RESEARCH ARTICLE
A Video-Based Object Detection System for Improving Safety at Level Crossings
N. Fakhfakh*, 1, 2, L. Khoudour1, E. M. El-Koursi1, J. Jacot2, A. Dufaux2
Article Information
Identifiers and Pagination:
Year: 2011Volume: 5
First Page: 45
Last Page: 59
Publisher ID: TOTJ-5-45
DOI: 10.2174/1874447801105010045
Article History:
Received Date: 25/5/2010Revision Received Date: 23/8/2010
Acceptance Date: 29/9/2010
Electronic publication date: 6/10/2011
Collection year: 2011
open-access license: This is an open access article distributed under the terms of the Creative Commons Attribution 4.0 International Public License (CC-BY 4.0), a copy of which is available at: https://creativecommons.org/licenses/by/4.0/legalcode.

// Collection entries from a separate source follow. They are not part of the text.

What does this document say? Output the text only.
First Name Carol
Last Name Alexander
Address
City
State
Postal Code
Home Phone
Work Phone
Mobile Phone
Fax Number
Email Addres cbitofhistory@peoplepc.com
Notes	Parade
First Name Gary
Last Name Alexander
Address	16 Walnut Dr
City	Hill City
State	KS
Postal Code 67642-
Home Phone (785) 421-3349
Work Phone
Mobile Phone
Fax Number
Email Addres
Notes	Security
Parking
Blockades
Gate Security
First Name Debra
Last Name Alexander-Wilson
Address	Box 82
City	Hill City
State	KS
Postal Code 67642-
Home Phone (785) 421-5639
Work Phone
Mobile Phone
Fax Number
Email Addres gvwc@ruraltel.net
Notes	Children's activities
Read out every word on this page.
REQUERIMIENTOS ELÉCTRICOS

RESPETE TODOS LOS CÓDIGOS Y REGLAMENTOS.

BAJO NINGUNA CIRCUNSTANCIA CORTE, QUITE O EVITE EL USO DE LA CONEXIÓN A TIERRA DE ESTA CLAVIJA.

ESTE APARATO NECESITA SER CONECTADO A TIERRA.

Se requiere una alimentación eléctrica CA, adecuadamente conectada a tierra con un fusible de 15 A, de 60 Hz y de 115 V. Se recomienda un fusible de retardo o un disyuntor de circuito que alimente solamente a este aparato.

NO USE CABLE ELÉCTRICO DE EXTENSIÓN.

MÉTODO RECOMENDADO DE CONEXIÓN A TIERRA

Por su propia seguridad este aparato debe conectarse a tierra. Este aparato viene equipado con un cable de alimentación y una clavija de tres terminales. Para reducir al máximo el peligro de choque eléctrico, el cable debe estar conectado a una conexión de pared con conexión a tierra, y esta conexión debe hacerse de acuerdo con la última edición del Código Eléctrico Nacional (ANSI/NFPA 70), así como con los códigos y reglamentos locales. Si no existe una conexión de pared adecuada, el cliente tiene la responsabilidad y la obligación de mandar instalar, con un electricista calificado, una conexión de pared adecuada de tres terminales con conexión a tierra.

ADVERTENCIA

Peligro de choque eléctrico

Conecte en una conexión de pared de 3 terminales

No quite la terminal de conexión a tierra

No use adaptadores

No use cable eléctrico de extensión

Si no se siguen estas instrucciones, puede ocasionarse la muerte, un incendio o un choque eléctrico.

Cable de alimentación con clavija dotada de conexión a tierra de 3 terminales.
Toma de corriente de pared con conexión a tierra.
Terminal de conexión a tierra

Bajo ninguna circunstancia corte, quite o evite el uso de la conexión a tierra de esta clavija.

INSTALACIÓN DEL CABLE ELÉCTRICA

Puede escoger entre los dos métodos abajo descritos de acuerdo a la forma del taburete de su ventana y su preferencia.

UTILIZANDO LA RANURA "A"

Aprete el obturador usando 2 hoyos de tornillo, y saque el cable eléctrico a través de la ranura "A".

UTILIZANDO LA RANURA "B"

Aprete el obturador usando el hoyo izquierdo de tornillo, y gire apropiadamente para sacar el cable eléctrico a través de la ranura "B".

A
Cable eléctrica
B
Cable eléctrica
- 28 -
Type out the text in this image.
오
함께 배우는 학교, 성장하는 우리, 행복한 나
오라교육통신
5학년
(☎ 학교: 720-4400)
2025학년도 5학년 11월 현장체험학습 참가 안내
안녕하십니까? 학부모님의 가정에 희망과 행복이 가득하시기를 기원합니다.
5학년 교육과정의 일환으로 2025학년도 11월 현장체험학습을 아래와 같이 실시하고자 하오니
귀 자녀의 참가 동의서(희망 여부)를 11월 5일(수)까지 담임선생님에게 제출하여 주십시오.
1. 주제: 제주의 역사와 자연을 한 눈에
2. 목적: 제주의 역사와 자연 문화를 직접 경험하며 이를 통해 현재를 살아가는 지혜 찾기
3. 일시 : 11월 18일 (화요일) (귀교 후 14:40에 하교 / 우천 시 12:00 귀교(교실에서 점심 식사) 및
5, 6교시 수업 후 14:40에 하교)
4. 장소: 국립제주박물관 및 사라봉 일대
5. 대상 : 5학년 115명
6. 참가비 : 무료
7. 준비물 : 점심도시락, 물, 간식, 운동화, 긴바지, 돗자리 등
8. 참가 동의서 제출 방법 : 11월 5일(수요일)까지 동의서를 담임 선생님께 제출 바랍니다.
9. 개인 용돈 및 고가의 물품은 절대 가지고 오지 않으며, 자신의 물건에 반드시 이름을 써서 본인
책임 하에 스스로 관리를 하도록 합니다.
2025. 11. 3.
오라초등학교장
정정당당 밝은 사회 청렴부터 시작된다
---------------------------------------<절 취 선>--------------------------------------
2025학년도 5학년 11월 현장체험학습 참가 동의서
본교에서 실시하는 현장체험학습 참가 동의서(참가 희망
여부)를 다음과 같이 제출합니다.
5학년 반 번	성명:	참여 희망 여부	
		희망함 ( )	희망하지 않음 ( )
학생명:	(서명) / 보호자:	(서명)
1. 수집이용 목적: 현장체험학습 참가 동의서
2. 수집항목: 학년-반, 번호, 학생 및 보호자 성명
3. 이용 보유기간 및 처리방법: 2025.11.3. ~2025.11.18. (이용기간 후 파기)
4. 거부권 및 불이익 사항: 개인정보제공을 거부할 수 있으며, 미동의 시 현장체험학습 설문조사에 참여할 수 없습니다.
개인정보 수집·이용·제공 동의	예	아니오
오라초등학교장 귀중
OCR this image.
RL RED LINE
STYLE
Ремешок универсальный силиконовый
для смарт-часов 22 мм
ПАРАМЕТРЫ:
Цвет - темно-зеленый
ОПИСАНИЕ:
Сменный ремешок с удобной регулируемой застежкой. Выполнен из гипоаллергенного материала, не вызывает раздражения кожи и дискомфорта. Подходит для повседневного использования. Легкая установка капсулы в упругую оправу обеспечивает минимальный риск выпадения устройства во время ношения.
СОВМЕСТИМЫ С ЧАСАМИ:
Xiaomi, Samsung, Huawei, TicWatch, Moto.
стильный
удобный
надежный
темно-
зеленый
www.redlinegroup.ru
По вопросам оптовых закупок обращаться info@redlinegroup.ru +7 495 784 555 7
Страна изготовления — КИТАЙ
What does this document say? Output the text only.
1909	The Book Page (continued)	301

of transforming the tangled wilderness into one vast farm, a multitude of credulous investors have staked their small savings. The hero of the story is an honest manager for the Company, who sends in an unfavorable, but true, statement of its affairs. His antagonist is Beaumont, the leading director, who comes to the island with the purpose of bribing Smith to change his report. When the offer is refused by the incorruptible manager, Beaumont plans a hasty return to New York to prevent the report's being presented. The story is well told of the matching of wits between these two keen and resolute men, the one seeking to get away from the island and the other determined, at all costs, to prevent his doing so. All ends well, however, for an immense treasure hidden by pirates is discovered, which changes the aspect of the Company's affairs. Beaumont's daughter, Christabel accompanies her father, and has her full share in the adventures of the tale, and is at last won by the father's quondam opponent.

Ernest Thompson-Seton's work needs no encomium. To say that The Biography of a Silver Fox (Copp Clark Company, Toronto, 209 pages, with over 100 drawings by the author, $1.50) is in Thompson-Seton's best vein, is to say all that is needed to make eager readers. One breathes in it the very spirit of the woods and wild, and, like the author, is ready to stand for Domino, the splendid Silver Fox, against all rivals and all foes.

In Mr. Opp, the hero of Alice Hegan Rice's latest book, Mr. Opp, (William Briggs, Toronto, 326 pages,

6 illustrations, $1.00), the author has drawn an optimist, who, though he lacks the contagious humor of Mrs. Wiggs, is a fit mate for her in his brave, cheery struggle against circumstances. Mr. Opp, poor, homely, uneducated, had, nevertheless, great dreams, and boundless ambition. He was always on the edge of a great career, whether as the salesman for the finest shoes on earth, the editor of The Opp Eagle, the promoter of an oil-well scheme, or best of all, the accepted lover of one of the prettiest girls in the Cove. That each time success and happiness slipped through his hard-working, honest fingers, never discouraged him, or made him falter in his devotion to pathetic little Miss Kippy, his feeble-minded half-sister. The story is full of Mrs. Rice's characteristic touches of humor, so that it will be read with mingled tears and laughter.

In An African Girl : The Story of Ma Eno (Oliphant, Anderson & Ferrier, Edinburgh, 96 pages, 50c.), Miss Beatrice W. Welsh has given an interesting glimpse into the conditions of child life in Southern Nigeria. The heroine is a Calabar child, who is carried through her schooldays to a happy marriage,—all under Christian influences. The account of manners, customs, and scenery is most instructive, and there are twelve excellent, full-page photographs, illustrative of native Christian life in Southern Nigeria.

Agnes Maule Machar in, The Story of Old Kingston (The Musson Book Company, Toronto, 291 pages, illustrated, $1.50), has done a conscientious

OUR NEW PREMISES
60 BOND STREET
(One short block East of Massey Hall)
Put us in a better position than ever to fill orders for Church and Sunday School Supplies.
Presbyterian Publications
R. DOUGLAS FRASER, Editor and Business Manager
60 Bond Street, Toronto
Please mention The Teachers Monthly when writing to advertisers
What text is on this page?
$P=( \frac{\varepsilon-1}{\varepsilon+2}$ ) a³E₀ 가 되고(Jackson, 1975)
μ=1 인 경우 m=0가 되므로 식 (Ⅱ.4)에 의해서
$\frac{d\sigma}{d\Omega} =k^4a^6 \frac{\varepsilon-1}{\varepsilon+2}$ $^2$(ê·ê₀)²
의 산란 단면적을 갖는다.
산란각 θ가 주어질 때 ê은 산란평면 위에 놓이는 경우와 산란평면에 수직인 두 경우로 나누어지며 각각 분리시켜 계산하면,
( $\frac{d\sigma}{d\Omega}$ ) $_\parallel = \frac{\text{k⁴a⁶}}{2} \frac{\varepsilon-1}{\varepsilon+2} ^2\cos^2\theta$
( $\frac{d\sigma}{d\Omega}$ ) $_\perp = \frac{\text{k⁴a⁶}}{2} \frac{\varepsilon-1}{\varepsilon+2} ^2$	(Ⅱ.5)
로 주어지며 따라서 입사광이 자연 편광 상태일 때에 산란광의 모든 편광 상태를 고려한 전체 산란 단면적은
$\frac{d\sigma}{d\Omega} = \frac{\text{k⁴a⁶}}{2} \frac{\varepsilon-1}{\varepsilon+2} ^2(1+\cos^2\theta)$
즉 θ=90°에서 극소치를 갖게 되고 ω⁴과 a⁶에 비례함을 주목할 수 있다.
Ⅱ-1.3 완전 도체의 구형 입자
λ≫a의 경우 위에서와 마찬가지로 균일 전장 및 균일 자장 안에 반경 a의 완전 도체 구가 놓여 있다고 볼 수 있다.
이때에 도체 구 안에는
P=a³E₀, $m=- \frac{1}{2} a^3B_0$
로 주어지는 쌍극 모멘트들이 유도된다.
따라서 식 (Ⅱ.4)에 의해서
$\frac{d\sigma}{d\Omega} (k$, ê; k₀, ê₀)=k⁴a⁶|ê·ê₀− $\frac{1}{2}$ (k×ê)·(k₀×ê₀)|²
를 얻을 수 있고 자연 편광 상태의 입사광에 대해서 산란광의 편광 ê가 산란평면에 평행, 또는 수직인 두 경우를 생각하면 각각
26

This license permits unrestricted use, distribution, and reproduction in any medium, provided the original author and source are credited.
Abstract
Improving transport users' safety is one of the main priorities of research into transport system attractiveness. Level crossings are one of the most critical weak point involving road and rail users' infrastructure. They have become increasingly dangerous and unsafe due to road and railway users' behavior. Furthermore, rail and highway safety professionals from several countries must deal with the same subject: providing safer level crossing. Actions are planned in order to exchange and share knowledge on existing level crossings technologies between academic organizations and industrial operators, and provide experiments for improving the management of level crossing safety and performance. This has enabled us to discuss sharing knowledge gained from research in order to improve safety at level crossings. This article provides research results about possible technological solutions to reduce the number of accidents at level crossings. As a main contribution is that we discuss and prove the effectiveness of the use of video sensing for object detection. Furthermore, we have tested and adapted a robust technique for moving object detection, which is followed by a new approach for 3D object localization.